A falsa questão da "origem da filosofia"

                 A riqueza e a fecundidade das concepções filosóficas formuladas ao longo de uma história milenar condenam todos os esforços sintetizadores a padecerem de precariedade. Se isto já é inegável no contexto dos 2.500 anos de filosofia ocidental, o que não se dirá no caso da filosofia oriental, cujas raízes remotas se ocultam na névoa de um passado mal conservado nos poucos registros históricos que possuímos?

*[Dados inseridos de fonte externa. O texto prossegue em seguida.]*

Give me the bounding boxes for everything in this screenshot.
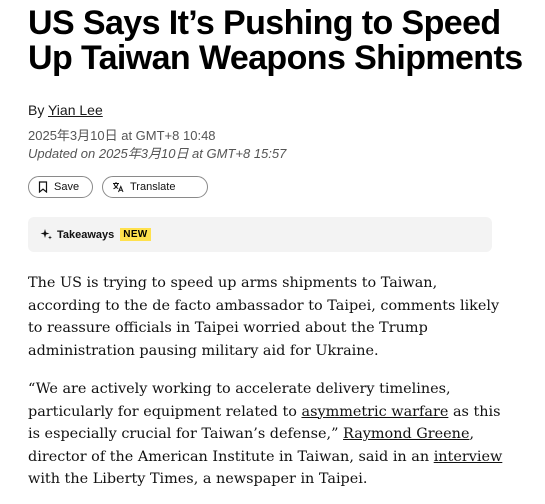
bookmark-icon: [38, 181, 48, 193]
body-paragraph-1: The US is trying to speed up arms shipme…: [28, 275, 500, 359]
byline-prefix: By: [28, 102, 48, 118]
translate-button[interactable]: Translate: [102, 176, 208, 198]
raymond-greene-link[interactable]: Raymond Greene: [343, 426, 469, 442]
takeaways-label: Takeaways: [57, 228, 115, 241]
save-label: Save: [54, 181, 80, 193]
body-paragraph-2: “We are actively working to accelerate d…: [28, 378, 508, 491]
updated-date: Updated on 2025年3月10日 at GMT+8 15:57: [28, 146, 287, 161]
takeaways-bar[interactable]: Takeaways NEW: [28, 217, 492, 252]
new-badge: NEW: [120, 228, 151, 241]
translate-label: Translate: [130, 181, 176, 193]
sparkle-icon: [40, 229, 52, 240]
asymmetric-warfare-link[interactable]: asymmetric warfare: [301, 404, 448, 420]
published-date: 2025年3月10日 at GMT+8 10:48: [28, 128, 216, 143]
save-button[interactable]: Save: [28, 176, 93, 198]
byline: By Yian Lee: [28, 102, 103, 118]
author-link[interactable]: Yian Lee: [48, 102, 103, 118]
interview-link[interactable]: interview: [434, 449, 503, 465]
article-headline: US Says It’s Pushing to Speed Up Taiwan …: [28, 4, 523, 77]
p2-text-d: with the Liberty Times, a newspaper in T…: [28, 471, 368, 487]
translate-icon: [113, 182, 124, 193]
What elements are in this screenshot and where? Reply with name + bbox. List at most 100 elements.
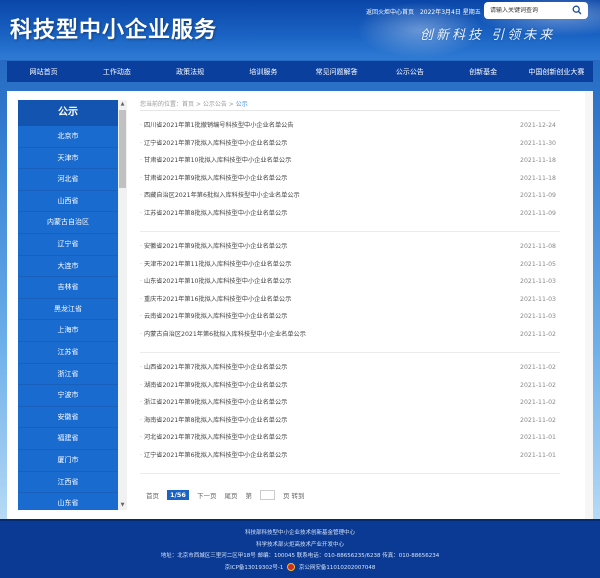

            A questão da origem da filosofia tem suscitado acalorados debates desde os tempos da Antigüidade. Aristóteles, refletindo um consenso praticamente unânine entre seus contemporâneos, considerava Tales de Mileto o primeiro Filósofo da história da civilização graga, ainda que ele nada tenha deixado escrito a este respeito. Platão, por sua vez, foi um dos primeiros a se perguntar qual é o motivo que leva os homens a filosofar, e concluiu que "a filosofia começa com a perplexidade".
            Porém, se há uma parcela de verdade em tais proposições, também há uma parte de mal-entendido subjacente a elas. Afinal, como diz o grande filósofo brasileiro Álvaro Vieira Pinto, a filosofia não tem uma origem cronológica, situada no tempo, datável e documentável com mais ou menos exatidão. A origem da filosofia é o próprio homem, e o acompanha desde que nele a reflexão sobre a experiência imediata acendeu-lhe a chama do pensamento, mesmo antes do advento da escrita, e talvez mesmo, o da linguagem verbal. Da primeira interjeição onomatopéica do homem das cavernas à contemplação do grande sábio grego ou chinês, o pensamento é o fio condutor a costurar a trama da história humana.

            Por outro lado, tampouco adianta indagar pelo estado de espírito ou situação subjetiva idônea a suscitar a reflexão filosófica. Qualquer estado de espírito pode fazê-lo, pois o pensamento pode acordar a qualquer momento, em meio à ocupação mais insignificante, como também pode adormecer mesmo em presença da realidade mais incômoda ou mesmo fascinante. Aliás, ao longo da história, as mais diversas disposições de humor têm estado na base de doutrinas filosóficas: da ignorância socrática, à perplexidade platônica, á admiração aristotélica, à dúvida cartesiana, à fé agostiniana, à angústia kierkegaardiana, à indignação marxista, à paixão hegeliana, à reverência kantiana, à náusea sartreana – a diversidade é infinita.